If the focus is below the directrix, all the same analysis applies. You will find that the only thing which changes is

p=-{\frac {c-a}{2}}

which is necessary so that p is positive. This is necessary because p is a distance and so must be positive.

Then downstream of that, we get an equation which is only slightly different.

-4p(y-k)=(x-h)^{2}

Exercise 7. Downward Parabola

Suppose the vertex of a parabola is at $V(1,2)$ and the focus is at $F(1,0)$ . Determine the equation of the parabola.

Solution

It's given that $h=1$ and $k=2$ , and $c=0$ . Then $k={\frac {a+c}{2}}$ gives

2={\frac {a+0}{2}}

so $a=4$ . Also $p=-{\frac {c-a}{2}}$ gives

p=-{\frac {0-4}{2}}=2

Then the equation of the parabola is $4\cdot 2(y-2)=(x-1)^{2}$ which is

8(y-2)=(x-1)^{2}

Next consider if the directrix is vertical rather than horizontal. Now the vertex and focus will share the same vertical coordinate by may have different horizontal coordinates. We now say that $F(b,k)$ and $V(h,k)$ are the coordinates of the focus and vertex, and as before p is the distance from focus to vertex.

Much like before,

h={\frac {a+b}{2}}

If the focus is to the right of the directrix, the equations become

p={\frac {b-a}{2}}

and the equation becomes

4p(x-h)=(y-k)^{2}

If the focus is left of the directrix,

p=-{\frac {b-a}{2}}

and the equation becomes

-4p(x-h)=(y-k)^{2}

A consolidated display of the four cases is shown below.

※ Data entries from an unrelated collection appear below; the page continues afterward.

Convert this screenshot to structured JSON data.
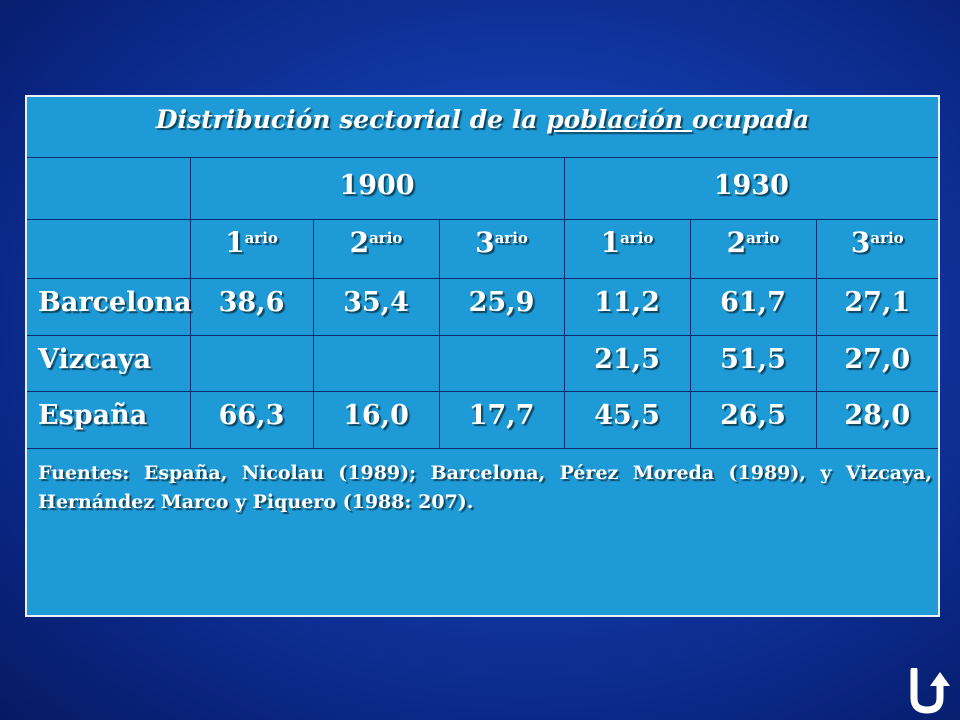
{
  "table": {
    "title_prefix": "Distribución sectorial de la ",
    "title_link": "población ",
    "title_suffix": "ocupada",
    "years": [
      "1900",
      "1930"
    ],
    "sectors": [
      {
        "base": "1",
        "sup": "ario"
      },
      {
        "base": "2",
        "sup": "ario"
      },
      {
        "base": "3",
        "sup": "ario"
      },
      {
        "base": "1",
        "sup": "ario"
      },
      {
        "base": "2",
        "sup": "ario"
      },
      {
        "base": "3",
        "sup": "ario"
      }
    ],
    "rows": [
      {
        "region": "Barcelona",
        "values": [
          "38,6",
          "35,4",
          "25,9",
          "11,2",
          "61,7",
          "27,1"
        ]
      },
      {
        "region": "Vizcaya",
        "values": [
          "",
          "",
          "",
          "21,5",
          "51,5",
          "27,0"
        ]
      },
      {
        "region": "España",
        "values": [
          "66,3",
          "16,0",
          "17,7",
          "45,5",
          "26,5",
          "28,0"
        ]
      }
    ],
    "source": "Fuentes: España, Nicolau (1989); Barcelona, Pérez Moreda (1989), y Vizcaya, Hernández Marco y Piquero (1988: 207)."
  },
  "navigation": {
    "return_icon": "return-arrow-icon",
    "accent_color": "#1e9ad6"
  }
}
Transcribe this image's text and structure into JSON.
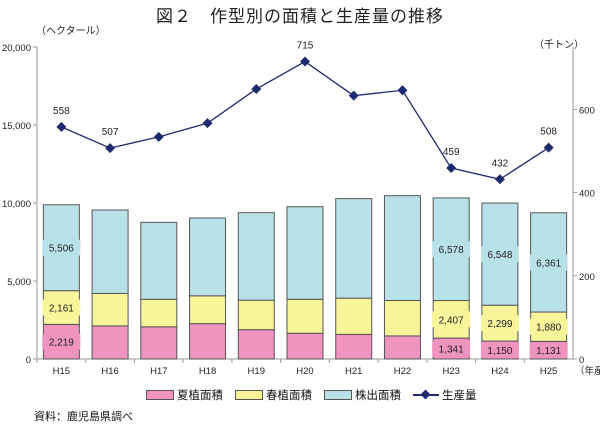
{
  "chart_data": {
    "type": "bar",
    "title": "図２　作型別の面積と生産量の推移",
    "ylabel_left": "（ヘクタール）",
    "ylabel_right": "（千トン）",
    "xlabel": "（年産）",
    "categories": [
      "H15",
      "H16",
      "H17",
      "H18",
      "H19",
      "H20",
      "H21",
      "H22",
      "H23",
      "H24",
      "H25"
    ],
    "ylim_left": [
      0,
      20000
    ],
    "yticks_left": [
      "0",
      "5,000",
      "10,000",
      "15,000",
      "20,000"
    ],
    "yticks_left_values": [
      0,
      5000,
      10000,
      15000,
      20000
    ],
    "ylim_right": [
      0,
      750
    ],
    "yticks_right": [
      "0",
      "200",
      "400",
      "600"
    ],
    "yticks_right_values": [
      0,
      200,
      400,
      600
    ],
    "series": [
      {
        "name": "夏植面積",
        "kind": "stacked-bar",
        "color": "#ef93bf",
        "values": [
          2219,
          2120,
          2060,
          2270,
          1880,
          1650,
          1580,
          1480,
          1341,
          1150,
          1131
        ],
        "labels": [
          "2,219",
          null,
          null,
          null,
          null,
          null,
          null,
          null,
          "1,341",
          "1,150",
          "1,131"
        ]
      },
      {
        "name": "春植面積",
        "kind": "stacked-bar",
        "color": "#f7f49a",
        "values": [
          2161,
          2080,
          1770,
          1780,
          1890,
          2180,
          2320,
          2270,
          2407,
          2299,
          1880
        ],
        "labels": [
          "2,161",
          null,
          null,
          null,
          null,
          null,
          null,
          null,
          "2,407",
          "2,299",
          "1,880"
        ]
      },
      {
        "name": "株出面積",
        "kind": "stacked-bar",
        "color": "#b9e2e8",
        "values": [
          5506,
          5350,
          4930,
          4990,
          5610,
          5930,
          6380,
          6720,
          6578,
          6548,
          6361
        ],
        "labels": [
          "5,506",
          null,
          null,
          null,
          null,
          null,
          null,
          null,
          "6,578",
          "6,548",
          "6,361"
        ]
      },
      {
        "name": "生産量",
        "kind": "line",
        "axis": "right",
        "color": "#1f2a6e",
        "values": [
          558,
          507,
          534,
          567,
          649,
          715,
          633,
          646,
          459,
          432,
          508
        ],
        "labels": [
          "558",
          "507",
          null,
          null,
          null,
          "715",
          null,
          null,
          "459",
          "432",
          "508"
        ]
      }
    ],
    "legend": "bottom",
    "grid": false
  },
  "source": "資料：鹿児島県調べ"
}
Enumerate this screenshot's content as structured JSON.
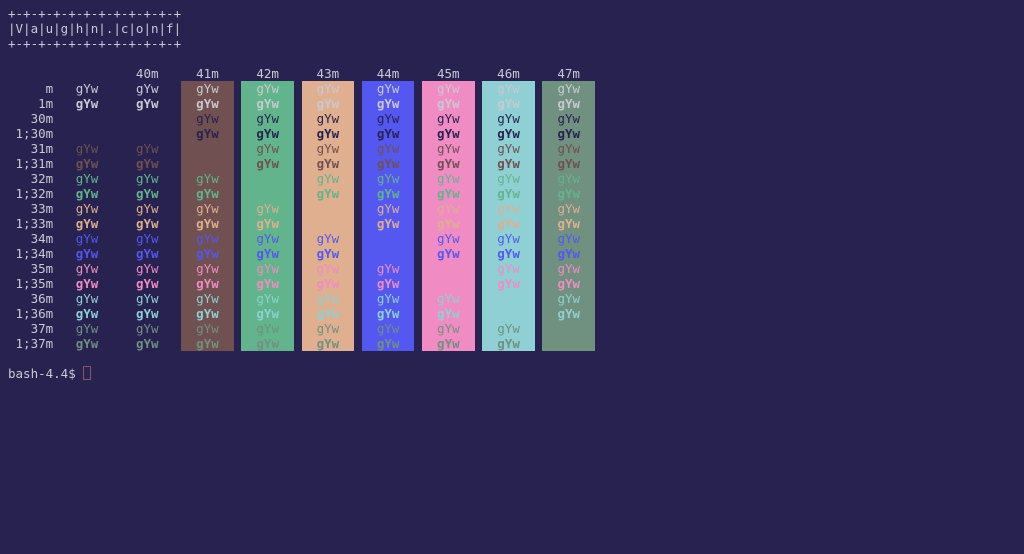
{
  "terminal": {
    "colors": {
      "background": "#272250",
      "foreground": "#c9c9d1",
      "cursor_border": "#8a5260",
      "ansi": {
        "black": "#272250",
        "red": "#705050",
        "green": "#62b48c",
        "yellow": "#dfaf8f",
        "blue": "#5457f0",
        "magenta": "#f08cc3",
        "cyan": "#8ed0d3",
        "white": "#709080"
      }
    },
    "banner": [
      "+-+-+-+-+-+-+-+-+-+-+-+",
      "|V|a|u|g|h|n|.|c|o|n|f|",
      "+-+-+-+-+-+-+-+-+-+-+-+"
    ],
    "color_table": {
      "cell_text": "gYw",
      "bg_headers": [
        "40m",
        "41m",
        "42m",
        "43m",
        "44m",
        "45m",
        "46m",
        "47m"
      ],
      "bg_columns": [
        "black",
        "red",
        "green",
        "yellow",
        "blue",
        "magenta",
        "cyan",
        "white"
      ],
      "rows": [
        {
          "label": "m",
          "fg": "foreground",
          "bold": false
        },
        {
          "label": "1m",
          "fg": "foreground",
          "bold": true
        },
        {
          "label": "30m",
          "fg": "black",
          "bold": false
        },
        {
          "label": "1;30m",
          "fg": "black",
          "bold": true
        },
        {
          "label": "31m",
          "fg": "red",
          "bold": false
        },
        {
          "label": "1;31m",
          "fg": "red",
          "bold": true
        },
        {
          "label": "32m",
          "fg": "green",
          "bold": false
        },
        {
          "label": "1;32m",
          "fg": "green",
          "bold": true
        },
        {
          "label": "33m",
          "fg": "yellow",
          "bold": false
        },
        {
          "label": "1;33m",
          "fg": "yellow",
          "bold": true
        },
        {
          "label": "34m",
          "fg": "blue",
          "bold": false
        },
        {
          "label": "1;34m",
          "fg": "blue",
          "bold": true
        },
        {
          "label": "35m",
          "fg": "magenta",
          "bold": false
        },
        {
          "label": "1;35m",
          "fg": "magenta",
          "bold": true
        },
        {
          "label": "36m",
          "fg": "cyan",
          "bold": false
        },
        {
          "label": "1;36m",
          "fg": "cyan",
          "bold": true
        },
        {
          "label": "37m",
          "fg": "white",
          "bold": false
        },
        {
          "label": "1;37m",
          "fg": "white",
          "bold": true
        }
      ]
    },
    "prompt": "bash-4.4$ "
  }
}
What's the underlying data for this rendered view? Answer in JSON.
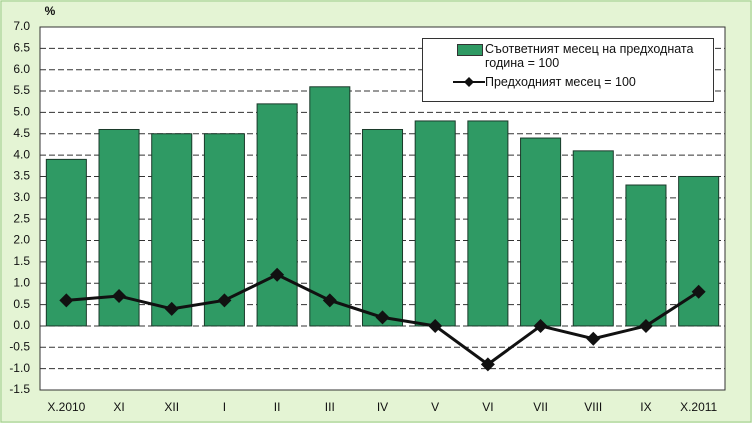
{
  "chart_data": {
    "type": "bar",
    "y_label": "%",
    "categories": [
      "X.2010",
      "XI",
      "XII",
      "I",
      "II",
      "III",
      "IV",
      "V",
      "VI",
      "VII",
      "VIII",
      "IX",
      "X.2011"
    ],
    "series": [
      {
        "name": "Съответният месец на предходната година = 100",
        "type": "bar",
        "color": "#2f9a64",
        "values": [
          3.9,
          4.6,
          4.5,
          4.5,
          5.2,
          5.6,
          4.6,
          4.8,
          4.8,
          4.4,
          4.1,
          3.3,
          3.5
        ]
      },
      {
        "name": "Предходният месец = 100",
        "type": "line",
        "color": "#111111",
        "values": [
          0.6,
          0.7,
          0.4,
          0.6,
          1.2,
          0.6,
          0.2,
          0.0,
          -0.9,
          0.0,
          -0.3,
          0.0,
          0.8
        ]
      }
    ],
    "ylim": [
      -1.5,
      7.0
    ],
    "yticks": [
      {
        "value": -1.5,
        "label": "-1.5"
      },
      {
        "value": -1.0,
        "label": "-1.0"
      },
      {
        "value": -0.5,
        "label": "-0.5"
      },
      {
        "value": 0,
        "label": "0.0"
      },
      {
        "value": 0.5,
        "label": "0.5"
      },
      {
        "value": 1.0,
        "label": "1.0"
      },
      {
        "value": 1.5,
        "label": "1.5"
      },
      {
        "value": 2.0,
        "label": "2.0"
      },
      {
        "value": 2.5,
        "label": "2.5"
      },
      {
        "value": 3.0,
        "label": "3.0"
      },
      {
        "value": 3.5,
        "label": "3.5"
      },
      {
        "value": 4.0,
        "label": "4.0"
      },
      {
        "value": 4.5,
        "label": "4.5"
      },
      {
        "value": 5.0,
        "label": "5.0"
      },
      {
        "value": 5.5,
        "label": "5.5"
      },
      {
        "value": 6.0,
        "label": "6.0"
      },
      {
        "value": 6.5,
        "label": "6.5"
      },
      {
        "value": 7.0,
        "label": "7.0"
      }
    ],
    "grid": true
  }
}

vertical, horizontal / focus greater, lesser
Opens	Focus greater	Focus lesser
vertical	${\begin{aligned}{\color {red}k={\frac {a+c}{2}}},&\quad \color {blue}p={\frac {c-a}{2}}\\4p(y-k)&=(x-h)^{2}\end{aligned}}$	${\begin{aligned}{\color {red}k={\frac {a+c}{2}}},&\quad \color {blue}p=-{\frac {c-a}{2}}\\-4p(y-k)&=(x-h)^{2}\end{aligned}}$
horizontal	${\begin{aligned}{\color {red}h={\frac {a+b}{2}}},&\quad \color {blue}p={\frac {b-a}{2}}\\4p(x-h)&=(y-k)^{2}\end{aligned}}$	${\begin{aligned}{\color {red}k={\frac {a+b}{2}}},&\quad \color {blue}p=-{\frac {b-a}{2}}\\-4p(x-h)&=(y-k)^{2}\end{aligned}}$

Exercise 8. Parabolic dish

A satellite dish is in the shape of a parabola, as shown.

It turns out that, if a light ray comes into the dish and strikes the surface, it will always reflect off of the surface and be directed into the focus. This is shown on the left.

Assume that the rim of the dish has a diameter of 20 feet. Also assume that the depth of the dish is 10 feet.

Find the point at where all of the incoming rays will intersect.

Solution

In effect we need to find the distance from the the vertex to the focus. The focus is the point where the rays intersect, and the vertex is the "bottom" of the depth of the parabola.

It shouldn't matter where we place the satellite in our coordinate space, so just for simplicity, let's set the vertex at (0,0) and have the parabola open upward. So $h=0,k=0$ . Then the equation is

4py=x^{2}

Because of this choice of coordinate system, the right edge of the rim is 10 feet to the right on the x axis, and 10 feet above the axis. That is to say, it passes through the point $(10,10)$ .

If we use these values in the equation,

4p\cdot 10=10^{2}

which implies $p=5/2$ .

Therefore the focus is 2.5 feet above the vertex.